Недавно, просматривая мою новостную ленту в социальной сети «ВКонтакте», я обнаружил интересный статус у одного из моих друзей — «попробуй новые стили ВКонтакте». Статус содержал ссылку. Мне все это показалось странным, и я решил проверить, что же находится по URL.

Перейдя по ссылке, я оказался на сайте durov-stil.co.cc, где посетителям предлагалось выбрать «новый стиль» для оформления своей страницы на сайте ВКонтакте.

Фрагмент главной страницы сайта durov-stil.co.cc

Дизайн сайта был скопирован с сайта ВКонтакте, но его адрес начинался не с vkontakte.ru, а с совершенно постороннего домена, а все кнопки в левой части окна вели на одну и ту же страницу. Я решил разобраться, зачем кому-то понадобилась эта подделка.

Я выбрал одну из предлагаемых тем для оформления, и на экране сразу же появилось окно с предложением ввести логин и пароль от аккаунта социальной сети «ВКонтакте».

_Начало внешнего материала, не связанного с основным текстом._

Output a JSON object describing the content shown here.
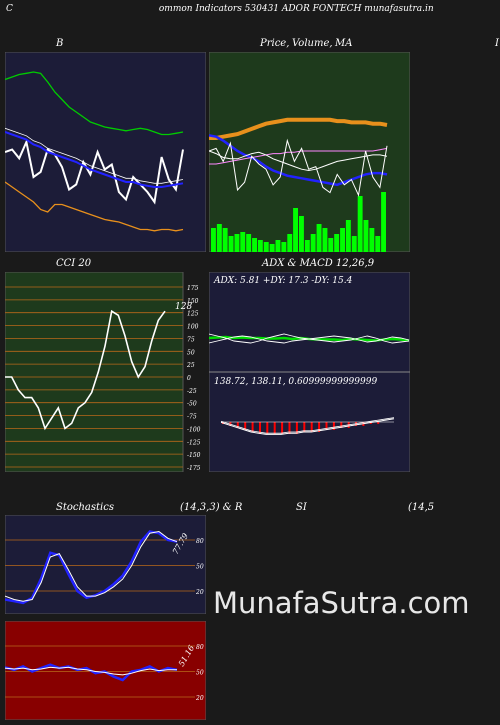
{
  "header": {
    "left_glyph": "C",
    "title": "ommon  Indicators 530431 ADOR FONTECH munafasutra.in"
  },
  "watermark": "MunafaSutra.com",
  "panels": {
    "bb": {
      "title": "B"
    },
    "price": {
      "title_a": "Price,",
      "title_b": "Volume,",
      "title_c": "MA",
      "right_glyph": "I"
    },
    "cci": {
      "title": "CCI 20",
      "last_label": "128"
    },
    "adx": {
      "title": "ADX  & MACD 12,26,9",
      "adx_text": "ADX: 5.81 +DY: 17.3 -DY: 15.4",
      "macd_text": "138.72,  138.11,  0.60999999999999"
    },
    "stoch": {
      "title_a": "Stochastics",
      "title_b": "(14,3,3) & R",
      "last_label": "77.79"
    },
    "rsi": {
      "title_a": "SI",
      "title_b": "(14,5",
      "last_label": "51.16"
    }
  },
  "colors": {
    "dark_panel": "#1c1c38",
    "green_panel": "#1e3a1c",
    "red_panel": "#880000",
    "grid_orange": "#b8681a",
    "green": "#00cc00",
    "blue": "#2222ff",
    "orange": "#e8901c"
  },
  "chart_data": [
    {
      "type": "line",
      "name": "bollinger",
      "series": [
        {
          "role": "upper",
          "color": "#00cc00",
          "values": [
            62,
            60,
            58,
            57,
            56,
            57,
            64,
            72,
            78,
            84,
            88,
            92,
            96,
            98,
            100,
            101,
            102,
            103,
            102,
            101,
            102,
            104,
            106,
            106,
            105,
            104
          ]
        },
        {
          "role": "price",
          "color": "#ffffff",
          "values": [
            120,
            118,
            125,
            112,
            140,
            136,
            118,
            122,
            132,
            150,
            146,
            128,
            138,
            120,
            134,
            130,
            152,
            158,
            140,
            146,
            152,
            160,
            124,
            142,
            150,
            118
          ]
        },
        {
          "role": "middle",
          "color": "#2222ff",
          "values": [
            104,
            106,
            108,
            110,
            114,
            116,
            120,
            122,
            124,
            126,
            128,
            131,
            134,
            136,
            138,
            140,
            142,
            144,
            144,
            146,
            147,
            148,
            148,
            147,
            146,
            145
          ]
        },
        {
          "role": "lower",
          "color": "#e8901c",
          "values": [
            144,
            148,
            152,
            156,
            160,
            166,
            168,
            162,
            162,
            164,
            166,
            168,
            170,
            172,
            174,
            175,
            176,
            178,
            180,
            182,
            182,
            183,
            182,
            182,
            183,
            182
          ]
        }
      ],
      "ylim": [
        40,
        200
      ]
    },
    {
      "type": "line",
      "name": "price_ma",
      "series": [
        {
          "role": "ma_orange",
          "color": "#e8901c",
          "values": [
            20,
            20,
            19,
            18,
            17,
            15,
            13,
            11,
            9,
            8,
            7,
            6,
            6,
            6,
            6,
            6,
            6,
            6,
            7,
            7,
            8,
            8,
            8,
            9,
            9,
            10
          ]
        },
        {
          "role": "ma_blue",
          "color": "#2222ff",
          "values": [
            18,
            19,
            22,
            26,
            30,
            33,
            35,
            38,
            42,
            45,
            47,
            49,
            50,
            51,
            52,
            53,
            54,
            55,
            56,
            54,
            52,
            50,
            48,
            47,
            47,
            48
          ]
        },
        {
          "role": "ma_pink",
          "color": "#ff88ff",
          "values": [
            40,
            40,
            39,
            38,
            37,
            36,
            35,
            34,
            33,
            32,
            32,
            31,
            31,
            30,
            30,
            30,
            30,
            30,
            30,
            30,
            30,
            30,
            30,
            30,
            29,
            28
          ]
        },
        {
          "role": "ma_white",
          "color": "#ffffff",
          "values": [
            30,
            32,
            35,
            36,
            36,
            34,
            32,
            31,
            33,
            36,
            38,
            40,
            42,
            44,
            45,
            44,
            42,
            40,
            38,
            37,
            36,
            35,
            34,
            33,
            33,
            34
          ]
        },
        {
          "role": "price",
          "color": "#ffffff",
          "values": [
            30,
            28,
            38,
            24,
            60,
            54,
            34,
            40,
            44,
            56,
            50,
            22,
            38,
            28,
            44,
            42,
            58,
            62,
            48,
            56,
            52,
            64,
            30,
            50,
            58,
            26
          ]
        }
      ],
      "volume": [
        12,
        14,
        12,
        8,
        9,
        10,
        9,
        7,
        6,
        5,
        4,
        6,
        5,
        9,
        22,
        18,
        6,
        9,
        14,
        12,
        7,
        9,
        12,
        16,
        8,
        28,
        16,
        12,
        8,
        30
      ],
      "ylim": [
        0,
        100
      ]
    },
    {
      "type": "line",
      "name": "cci",
      "series": [
        {
          "name": "CCI 20",
          "color": "#ffffff",
          "values": [
            0,
            0,
            -25,
            -40,
            -40,
            -60,
            -100,
            -80,
            -60,
            -100,
            -90,
            -60,
            -50,
            -30,
            10,
            60,
            128,
            120,
            80,
            30,
            0,
            20,
            70,
            110,
            128
          ]
        }
      ],
      "ylim": [
        -175,
        175
      ],
      "ticks": [
        175,
        150,
        125,
        100,
        75,
        50,
        25,
        0,
        -25,
        -50,
        -75,
        -100,
        -125,
        -150,
        -175
      ]
    },
    {
      "type": "line",
      "name": "adx_macd",
      "series": [
        {
          "role": "adx_green",
          "color": "#00dd00",
          "values": [
            52,
            51,
            50,
            52,
            51,
            52,
            52,
            53,
            53,
            52,
            54,
            52,
            54,
            55,
            55,
            55,
            56,
            54,
            55,
            56,
            57,
            55,
            54,
            55,
            57
          ]
        },
        {
          "role": "adx_white_a",
          "color": "#ffffff",
          "values": [
            44,
            48,
            52,
            58,
            60,
            62,
            58,
            52,
            48,
            44,
            48,
            52,
            54,
            56,
            58,
            60,
            58,
            56,
            52,
            48,
            52,
            58,
            62,
            60,
            58
          ]
        },
        {
          "role": "adx_white_b",
          "color": "#ffffff",
          "values": [
            62,
            58,
            54,
            50,
            48,
            50,
            54,
            58,
            60,
            62,
            58,
            56,
            54,
            52,
            50,
            48,
            50,
            52,
            56,
            60,
            58,
            54,
            50,
            52,
            56
          ]
        },
        {
          "role": "macd_line",
          "color": "#ffffff",
          "values": [
            -2,
            -4,
            -6,
            -8,
            -10,
            -11,
            -12,
            -12,
            -12,
            -11,
            -11,
            -10,
            -10,
            -9,
            -8,
            -7,
            -6,
            -5,
            -4,
            -3,
            -2,
            -1,
            0,
            1
          ]
        },
        {
          "role": "macd_hist",
          "color": "#ff0000",
          "values": [
            -1,
            -2,
            -3,
            -4,
            -5,
            -6,
            -6,
            -6,
            -6,
            -6,
            -6,
            -5,
            -5,
            -5,
            -4,
            -4,
            -3,
            -3,
            -2,
            -2,
            -1,
            -1,
            0
          ]
        }
      ]
    },
    {
      "type": "line",
      "name": "stochastics",
      "series": [
        {
          "role": "k",
          "color": "#2222ff",
          "values": [
            10,
            8,
            6,
            12,
            35,
            65,
            62,
            40,
            20,
            12,
            15,
            20,
            28,
            38,
            55,
            78,
            90,
            88,
            80,
            78
          ]
        },
        {
          "role": "d",
          "color": "#ffffff",
          "values": [
            14,
            10,
            8,
            10,
            30,
            60,
            64,
            45,
            25,
            14,
            14,
            18,
            25,
            34,
            50,
            72,
            88,
            90,
            82,
            78
          ]
        }
      ],
      "ylim": [
        0,
        100
      ],
      "ticks": [
        80,
        50,
        20
      ]
    },
    {
      "type": "line",
      "name": "rsi",
      "series": [
        {
          "role": "rsi_blue",
          "color": "#2222ff",
          "values": [
            55,
            52,
            56,
            50,
            54,
            58,
            54,
            56,
            52,
            54,
            48,
            50,
            44,
            40,
            50,
            52,
            56,
            50,
            54,
            52
          ]
        },
        {
          "role": "rsi_white",
          "color": "#ffffff",
          "values": [
            54,
            53,
            54,
            52,
            53,
            55,
            54,
            55,
            53,
            52,
            50,
            49,
            47,
            46,
            48,
            51,
            53,
            51,
            52,
            52
          ]
        }
      ],
      "ylim": [
        0,
        100
      ],
      "ticks": [
        80,
        50,
        20
      ]
    }
  ]
}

Фрагмент сайта durov-stil.co.cc с предложением авторизоваться

Естественно, я не собирался вводить свои персональные данные. Вместо этого я обратился к html-коду просматриваемой странички. Там я обнаружил текст, содержащий предложение отправить SMS на премиум-номер, чтобы подтвердить, что я «реальный человек, а не спамер».

Фрагмент HTML-кода просматриваемой страницы

Что же получит пользователь, который выполнит все требуемые действия? В результате анализа JavaScript я выяснил, что в итоге ему предложат скачать некий архив, называющийся “temi_vkontakte.zip”. Оказалось, что внутри содержится инструкция, как с помощью CSS (каскадных таблиц стилей) изменить оформление сайта.

Фрагмент инструкции по установке CSS для отдельного сайта

Мало того, что пользователь не получит возможность менять оформление сайта с помощью самого движка ВКонтакте, так он ещё и заплатит за то, что можно найти на других сайтах бесплатно. Этот обман аналогичен мошенничеству, описанному нами в январском обзоре. Только сейчас за деньги предлагается возможность изменить стиль оформления страницы на сайте социальной сети, а не скачать бесплатный браузер.

При этом злоумышленники получают часть денег за отправленную пользователем SMS и его персональные данные, которые могут быть использованы в зловредных целях например, чтобы выставлять нужные мошенникам статусы у тех, кто беспечно предоставил им доступ к своим аккаунтам.

В настоящее время сайт находится в «чёрном» списке и блокируется нашим антивирусом.